Of course, the non-Archimedean, infinitesimal numbers of Pascal, say,
were still in the back of Cauchy's and his contemporaries' mind. But
for his quantit/ees infiniment petites Cauchy purposefully stipulated
that they were assignments to variables the values of which were real
numbers. There is no mention of infinitesimals anywhere in Cauchy's
writings.

Yet as the candle draws the moth, there appear from time to time
articles the authors of which disregard Cauchy's text and try to
persuade themselves that the Robinson interpretation explains what
Cauchy "actually meant". Of them I mention Gordon Fisher's

  Cauchy and the infinitely small. Historia Math. 5 (1978) 313-331

where the possibility that the Robinson interpretation be historically
correct is repeatedly asserted as based on the (mistaken) reading that
Cauchy does _not_ expressly exclude infinitesimal values for his
quantit/ees infiniment petites:

  "When the successive numerical values of the same variable decrease
  indefinitely, in such a way as to fall below any given number, this
  variable becomes what one calls an _infinitely small_ (un infiniment
  petit), or an infinitely small quantity. A variable of this kind
  has zero for limit." The first sentence _could_ mean that when the
  numerical (i.e.absolute) values of a variable decrease in such a
  way as to be less than any positive number, then the variable takes
  on infinitesimal values. (p. 316 bottom)

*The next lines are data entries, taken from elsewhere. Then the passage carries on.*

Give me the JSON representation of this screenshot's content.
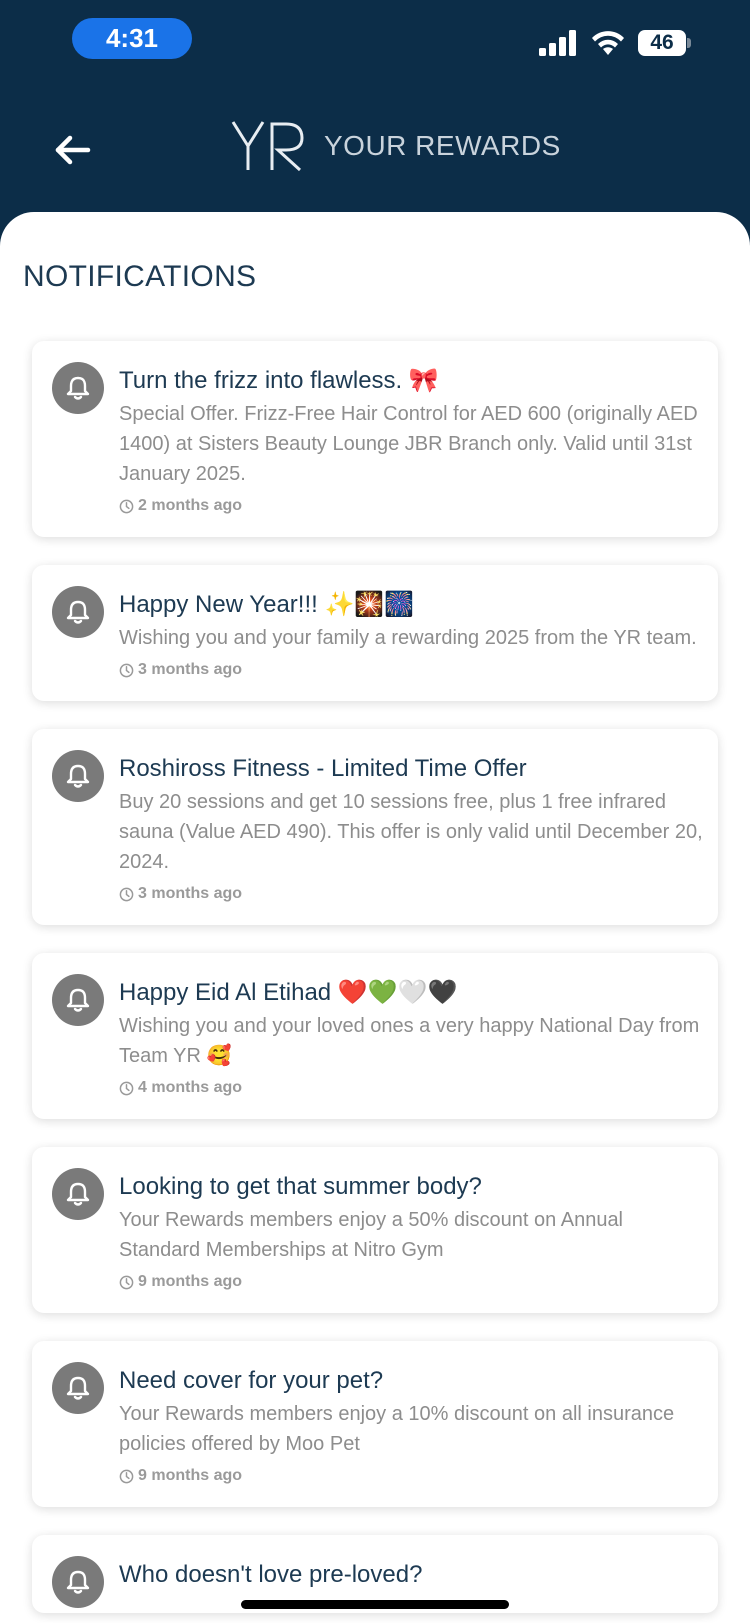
{
  "status_bar": {
    "time": "4:31",
    "battery": "46"
  },
  "header": {
    "brand": "YOUR REWARDS",
    "logo_text": "YR"
  },
  "page": {
    "title": "NOTIFICATIONS"
  },
  "notifications": [
    {
      "title": "Turn the frizz into flawless. 🎀",
      "body": "Special Offer. Frizz-Free Hair Control for AED 600 (originally AED 1400) at Sisters Beauty Lounge JBR Branch only. Valid until 31st January 2025.",
      "time": "2 months ago"
    },
    {
      "title": "Happy New Year!!! ✨🎇🎆",
      "body": "Wishing you and your family a rewarding 2025 from the YR team.",
      "time": "3 months ago"
    },
    {
      "title": "Roshiross Fitness - Limited Time Offer",
      "body": "Buy 20 sessions and get 10 sessions free, plus 1 free infrared sauna (Value AED 490). This offer is only valid until December 20, 2024.",
      "time": "3 months ago"
    },
    {
      "title": "Happy Eid Al Etihad ❤️💚🤍🖤",
      "body": "Wishing you and your loved ones a very happy National Day from Team YR 🥰",
      "time": "4 months ago"
    },
    {
      "title": "Looking to get that summer body?",
      "body": "Your Rewards members enjoy a 50% discount on Annual Standard Memberships at Nitro Gym",
      "time": "9 months ago"
    },
    {
      "title": "Need cover for your pet?",
      "body": "Your Rewards members enjoy a 10% discount on all insurance policies offered by Moo Pet",
      "time": "9 months ago"
    },
    {
      "title": "Who doesn't love pre-loved?",
      "body": "",
      "time": ""
    }
  ]
}
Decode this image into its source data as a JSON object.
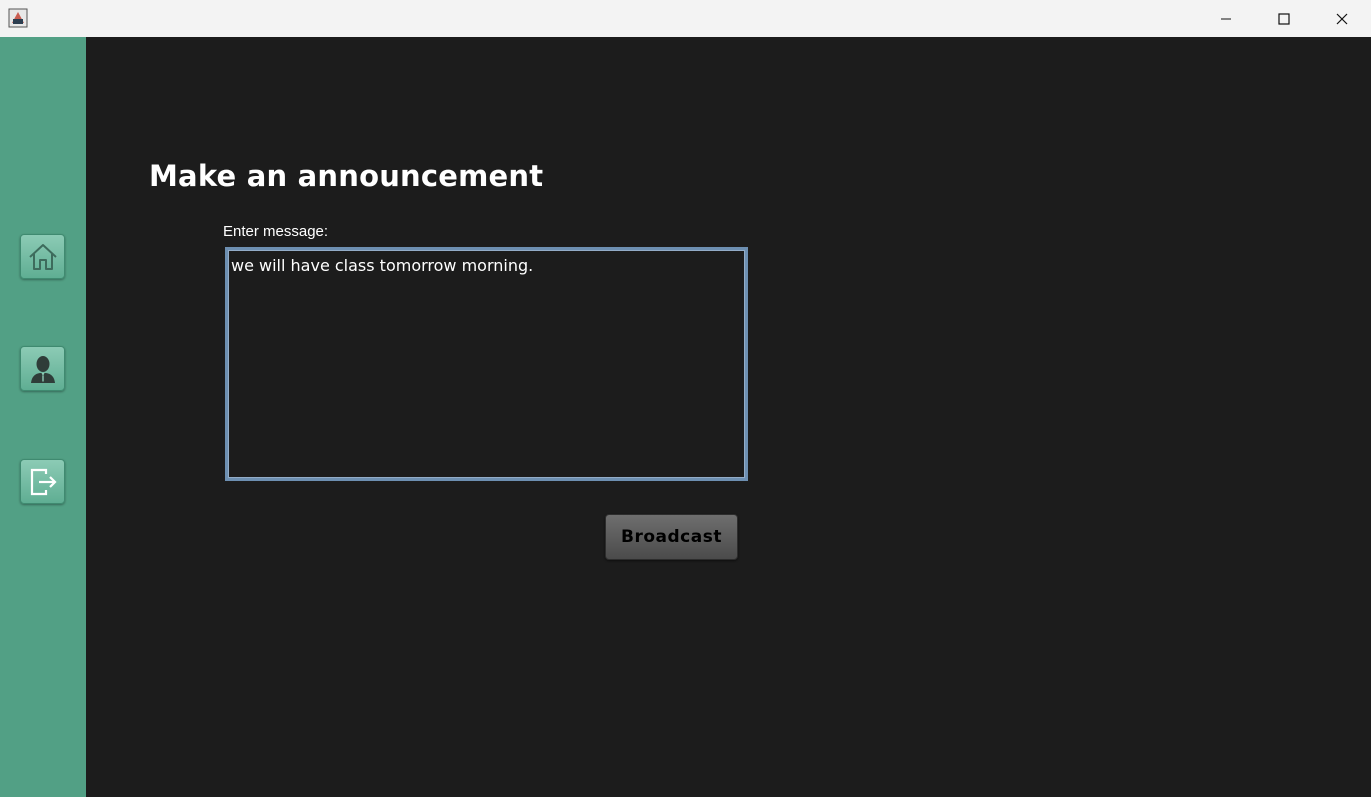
{
  "window": {
    "icon": "java-app-icon",
    "controls": {
      "minimize": "minimize-icon",
      "maximize": "maximize-icon",
      "close": "close-icon"
    }
  },
  "sidebar": {
    "background": "#52a085",
    "items": [
      {
        "icon": "home-icon"
      },
      {
        "icon": "user-icon"
      },
      {
        "icon": "logout-icon"
      }
    ]
  },
  "main": {
    "title": "Make an announcement",
    "message_label": "Enter message:",
    "message_value": "we will have class tomorrow morning.",
    "broadcast_label": "Broadcast"
  },
  "colors": {
    "background": "#1c1c1c",
    "accent": "#52a085",
    "field_border": "#6d8fb1"
  }
}
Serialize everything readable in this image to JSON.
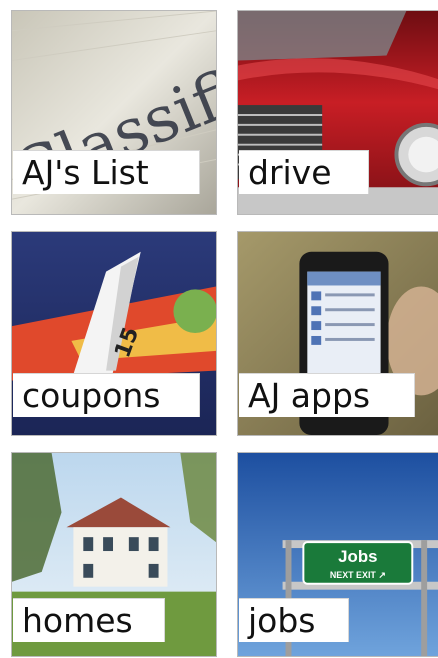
{
  "tiles": [
    {
      "label": "AJ's List"
    },
    {
      "label": "drive"
    },
    {
      "label": "coupons"
    },
    {
      "label": "AJ apps"
    },
    {
      "label": "homes"
    },
    {
      "label": "jobs"
    }
  ],
  "photos": {
    "newspaper_heading": "Classified",
    "coupon_number": "15",
    "sign_title": "Jobs",
    "sign_subtitle": "NEXT EXIT ↗"
  }
}
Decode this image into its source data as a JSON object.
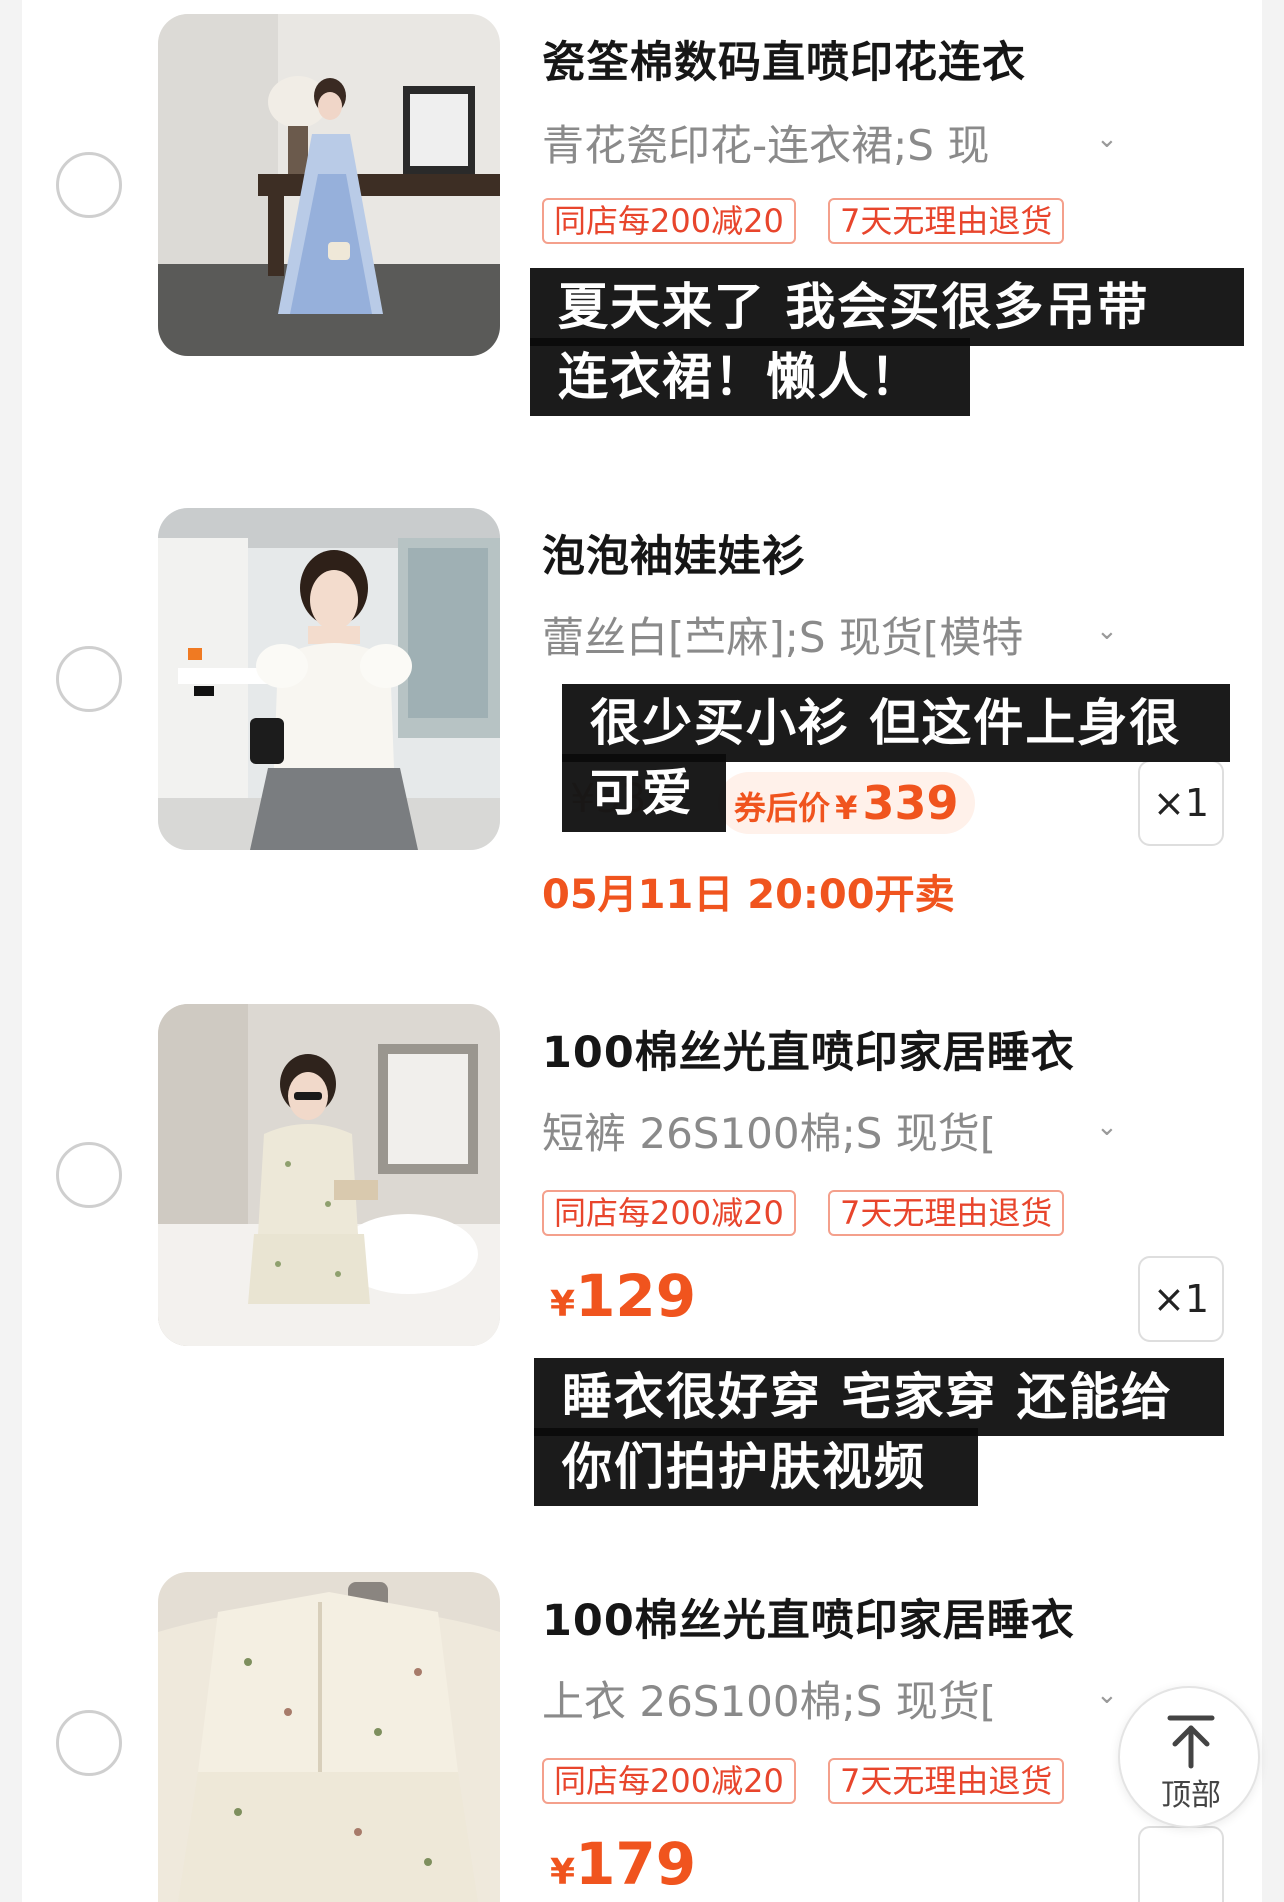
{
  "items": [
    {
      "title": "瓷筌棉数码直喷印花连衣",
      "sku": "青花瓷印花-连衣裙;S 现",
      "tags": [
        "同店每200减20",
        "7天无理由退货"
      ],
      "caption_lines": [
        "夏天来了 我会买很多吊带",
        "连衣裙！懒人！"
      ]
    },
    {
      "title": "泡泡袖娃娃衫",
      "sku": "蕾丝白[苎麻];S 现货[模特",
      "coupon_label": "券后价",
      "coupon_yen": "¥",
      "coupon_value": "339",
      "qty": "×1",
      "sale_time": "05月11日 20:00开卖",
      "caption_lines": [
        "很少买小衫 但这件上身很",
        "可爱"
      ]
    },
    {
      "title": "100棉丝光直喷印家居睡衣",
      "sku": "短裤 26S100棉;S 现货[",
      "tags": [
        "同店每200减20",
        "7天无理由退货"
      ],
      "price_yen": "¥",
      "price": "129",
      "qty": "×1",
      "caption_lines": [
        "睡衣很好穿 宅家穿 还能给",
        "你们拍护肤视频"
      ]
    },
    {
      "title": "100棉丝光直喷印家居睡衣",
      "sku": "上衣 26S100棉;S 现货[",
      "tags": [
        "同店每200减20",
        "7天无理由退货"
      ],
      "price_yen": "¥",
      "price": "179"
    }
  ],
  "back_to_top": "顶部",
  "icons": {
    "chevron": "chevron-down-icon",
    "back_to_top": "arrow-up-to-line-icon"
  },
  "colors": {
    "price_accent": "#f0541e",
    "tag_border": "#f4a08c",
    "caption_bg": "#0a0a0a"
  }
}
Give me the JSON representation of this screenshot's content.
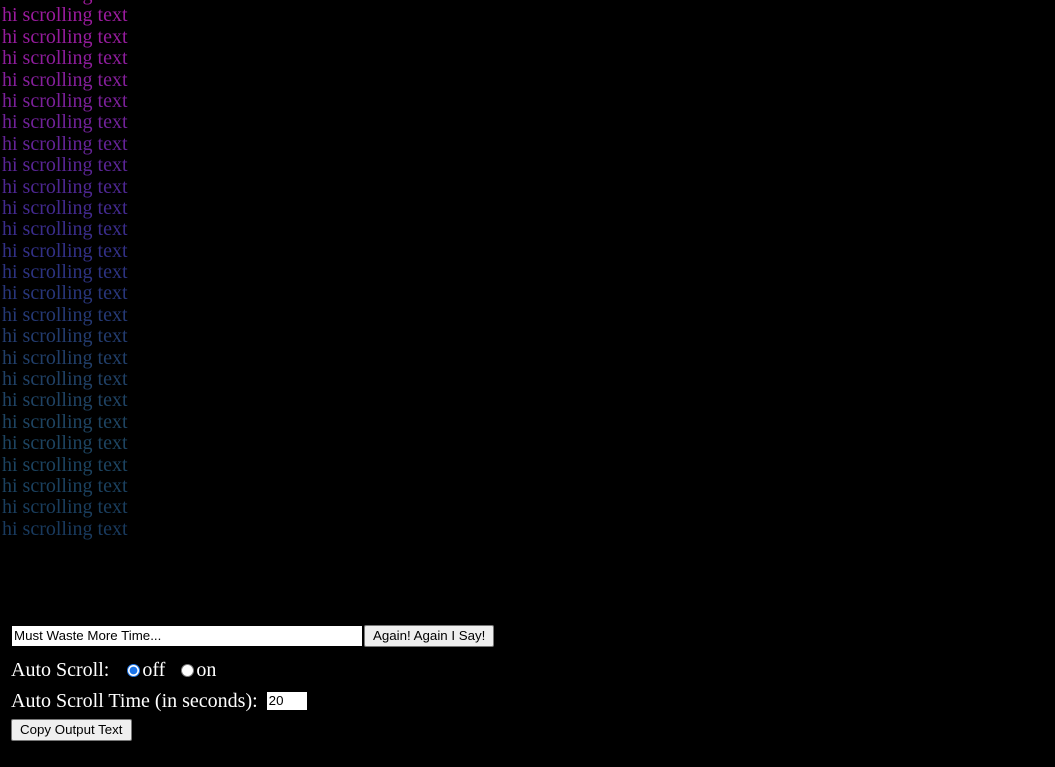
{
  "page": {
    "background_color": "#000000",
    "text_font": "serif"
  },
  "output": {
    "line_text": "hi scrolling text",
    "line_count": 26,
    "gradient_start_color": "#a01a9e",
    "gradient_end_color": "#193a5e",
    "lines": [
      {
        "text": "hi scrolling text",
        "color": "#a01a9e"
      },
      {
        "text": "hi scrolling text",
        "color": "#9b1b9e"
      },
      {
        "text": "hi scrolling text",
        "color": "#961c9d"
      },
      {
        "text": "hi scrolling text",
        "color": "#8e1d9d"
      },
      {
        "text": "hi scrolling text",
        "color": "#861f9c"
      },
      {
        "text": "hi scrolling text",
        "color": "#7c209b"
      },
      {
        "text": "hi scrolling text",
        "color": "#71229a"
      },
      {
        "text": "hi scrolling text",
        "color": "#652398"
      },
      {
        "text": "hi scrolling text",
        "color": "#5a2596"
      },
      {
        "text": "hi scrolling text",
        "color": "#4e2793"
      },
      {
        "text": "hi scrolling text",
        "color": "#432a90"
      },
      {
        "text": "hi scrolling text",
        "color": "#3a2d8c"
      },
      {
        "text": "hi scrolling text",
        "color": "#323087"
      },
      {
        "text": "hi scrolling text",
        "color": "#2c3381"
      },
      {
        "text": "hi scrolling text",
        "color": "#28367b"
      },
      {
        "text": "hi scrolling text",
        "color": "#253975"
      },
      {
        "text": "hi scrolling text",
        "color": "#233c6f"
      },
      {
        "text": "hi scrolling text",
        "color": "#213f6a"
      },
      {
        "text": "hi scrolling text",
        "color": "#204166"
      },
      {
        "text": "hi scrolling text",
        "color": "#1f4364"
      },
      {
        "text": "hi scrolling text",
        "color": "#1e4462"
      },
      {
        "text": "hi scrolling text",
        "color": "#1d4461"
      },
      {
        "text": "hi scrolling text",
        "color": "#1c4360"
      },
      {
        "text": "hi scrolling text",
        "color": "#1b415f"
      },
      {
        "text": "hi scrolling text",
        "color": "#1a3e5e"
      },
      {
        "text": "hi scrolling text",
        "color": "#193a5e"
      }
    ]
  },
  "controls": {
    "search": {
      "value": "Must Waste More Time...",
      "placeholder": ""
    },
    "again_button_label": "Again! Again I Say!",
    "auto_scroll": {
      "label": "Auto Scroll:",
      "options": [
        {
          "label": "off",
          "value": "off",
          "selected": true
        },
        {
          "label": "on",
          "value": "on",
          "selected": false
        }
      ],
      "selected_value": "off",
      "accent_color": "#1a73e8"
    },
    "auto_scroll_time": {
      "label": "Auto Scroll Time (in seconds):",
      "value": "20"
    },
    "copy_button_label": "Copy Output Text"
  }
}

  We have already observed that Cauchy's definition of a variable
  does not exclude infinitesimal values (p. 318, para 3 )

  ... might be taken as ... in which a [alpha] is not permitted to
  take on non-zero infinitesimal values. But there is no necessity to
  make such restriction, nor does Cauchy say that this would be
  desirable or even possible (p.319, para 2 )

Into this connection there also belong the various articles and books
by D.Laugwitz in which, avoiding Non-standard Analysis as a detracting
invention of logicians, he develops a 'mathematics of the infinitesimal'
of his own making, and uses it to skillfully interpret the mathematics
of the times from Euler to Cauchy.

And so we have had a glance at the bestiarium infinitesimale.